Tracing the Lost Life of a Woman Through a Lost Film
A long-forgotten book and a long-lost screenplay about one of the most well-known figures of Armenian Genocide is now available in Turkish. Edited by writer Anthony Slide and presented with a foreword by Atom Egoyan, Aurora contains an annotated reprint of Aurora Mardiganian’s original account Ravished Armenia and the Story of Aurora Mardiganian and for the first time, the full screenplay of the 1918 feature film Auction of Souls.
In 1915, during the deportation of Armenians in the Ottoman Empire, Aurora was a 14-year-old girl from Çemişgezek. She witnessed horrible events, destruction of her people, and lost her family and relatives one after another. And yet, she managed to survive despite the physical and mental torment. This was just one of those many survival experiences, except that there was a twist, which makes it very unique. Her story was published and then used as the basis of a feature film in which she starred herself.
Two years after her survival, she arrived in the United States and recounted her story to the American Committee for Armenian and Syrian Relief. This story was interpreted by her legal guardian Henry L. Gates, and after being published with the title of Ravished Armenia, it was presented to the film producers in Hollywood.
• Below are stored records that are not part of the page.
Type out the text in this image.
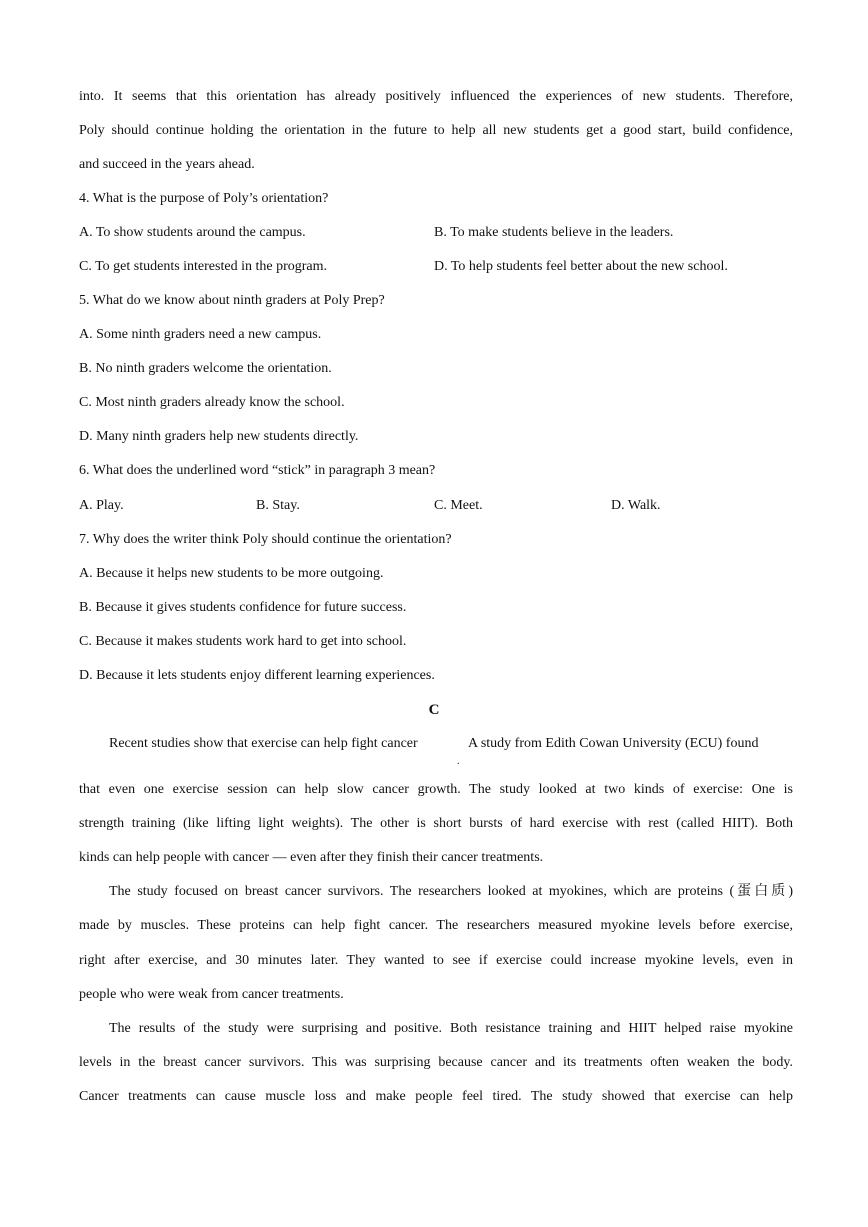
into. It seems that this orientation has already positively influenced the experiences of new students. Therefore,
Poly should continue holding the orientation in the future to help all new students get a good start, build confidence,
and succeed in the years ahead.
4. What is the purpose of Poly’s orientation?
A. To show students around the campus.	B. To make students believe in the leaders.
C. To get students interested in the program.	D. To help students feel better about the new school.
5. What do we know about ninth graders at Poly Prep?
A. Some ninth graders need a new campus.
B. No ninth graders welcome the orientation.
C. Most ninth graders already know the school.
D. Many ninth graders help new students directly.
6. What does the underlined word “stick” in paragraph 3 mean?
A. Play.	B. Stay.	C. Meet.	D. Walk.
7. Why does the writer think Poly should continue the orientation?
A. Because it helps new students to be more outgoing.
B. Because it gives students confidence for future success.
C. Because it makes students work hard to get into school.
D. Because it lets students enjoy different learning experiences.
C
Recent studies show that exercise can help fight cancer
.
A study from Edith Cowan University (ECU) found
that even one exercise session can help slow cancer growth. The study looked at two kinds of exercise: One is
strength training (like lifting light weights). The other is short bursts of hard exercise with rest (called HIIT). Both
kinds can help people with cancer — even after they finish their cancer treatments.
The study focused on breast cancer survivors. The researchers looked at myokines, which are proteins (蛋白质)
made by muscles. These proteins can help fight cancer. The researchers measured myokine levels before exercise,
right after exercise, and 30 minutes later. They wanted to see if exercise could increase myokine levels, even in
people who were weak from cancer treatments.
The results of the study were surprising and positive. Both resistance training and HIIT helped raise myokine
levels in the breast cancer survivors. This was surprising because cancer and its treatments often weaken the body.
Cancer treatments can cause muscle loss and make people feel tired. The study showed that exercise can help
And so, Aurora, without fully understanding what was going on, had to go through her trauma and remember that tragedy before the cameras over and over again.
Anthony Slide, the editor of the book, dwells on this very matter: “While they were presenting Aurora’s eyewitness account as popular entertainment for the average American audience, her already wounded soul got more and more damaged. She was forced to make public appearances at each film screening across the United Stated. She was being exhibited. When it became too much for her to handle, Aurora’s look-alikes were hired.”
Curiously enough, only some fragmented frames survived from a film that was once a blockbuster and broke box-office records. So, just like the Armenians, the film had disappeared from sight. And so did Aurora. Yet, since 2016, Aurora’s memory is honored through an international humanitarian award named after her, the Aurora Prize For Awakening Humanity.